To my horror, the returns had crashed! Either that, or squirrels aren't very good at keeping their website in order. Actually, turns out they're not very good at sums, either.

Overnight, my expected annual returns had dropped from 33.5% to 28.5%.

Still, that's better than the 10% I'd expect from a conservative share market investment, so I asked Squirrel Heidi (they've got a lot of squirrels it seems) how much I needed to get started.

Again, the squirrels got defensive, wanting to know everything from where my super was now to my ex girlfriend's middle name.

I've been around the block a few times, and I'm pretty sure if you chase returns of 33.5%, or even 28.5% you'll end up in a Columbian prison.

So I did my own rough numbers which I've sent to my new furry friends. Here's how they stack up:

How to lose 31% in a year

Starting point: $100,000 super balance.

Purchase: $300,000 property.

Establishment costs (SMSF setup, stamp duty on property, legal fees, loan application fee): $16,049

First year income: $13,500

First year expenses (SMSF fees, agents fees, insurance, land tax, rates, maintenance, loan payments): $28,155

So at the end of the first year, here's our forecasts:

Squirrel says - Go nuts! You've turned your $100,000 into $131,500
Naked guy says - Your super is now worth just $69,000.

Truth is, it could end up far worse. That's because your fund won't have the money to pay the up-front costs, let alone the outgoings. So there's a chance you'd be forced to sell the property, wind up the fund and walk away with - perhaps $50,000 if you get lucky.

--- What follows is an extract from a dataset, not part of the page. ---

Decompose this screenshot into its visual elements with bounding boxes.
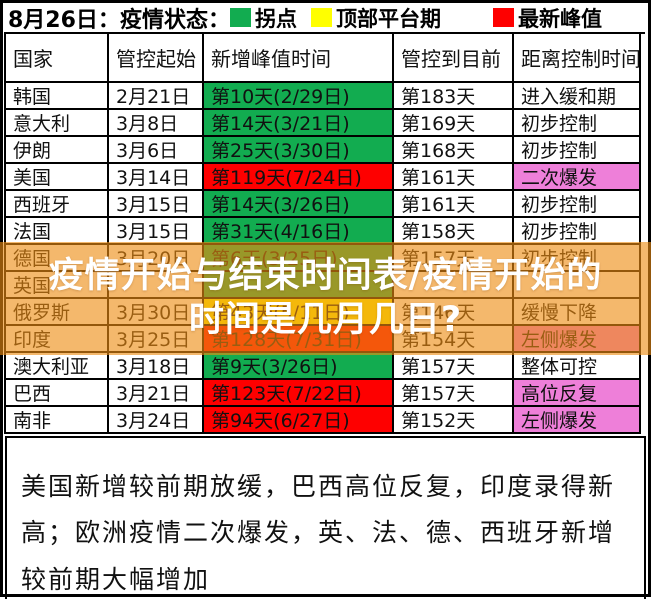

I know most Aussies are used to being screwed over by financial institutions. But this scurry (get it?) are on another level entirely.

I reckon they should change their motto to 'Your furry friends who will f*^k you financially'.

Look, I don't have a problem with people having an SMSF. My problem is the suggestion you should start one with $70,000 or even $200,000.

Even with a $500,000 balance most SMSFs can't get the same returns as a bog-standard industry fund.

And if you follow the squirrel, you're likely to end up with nothing at all.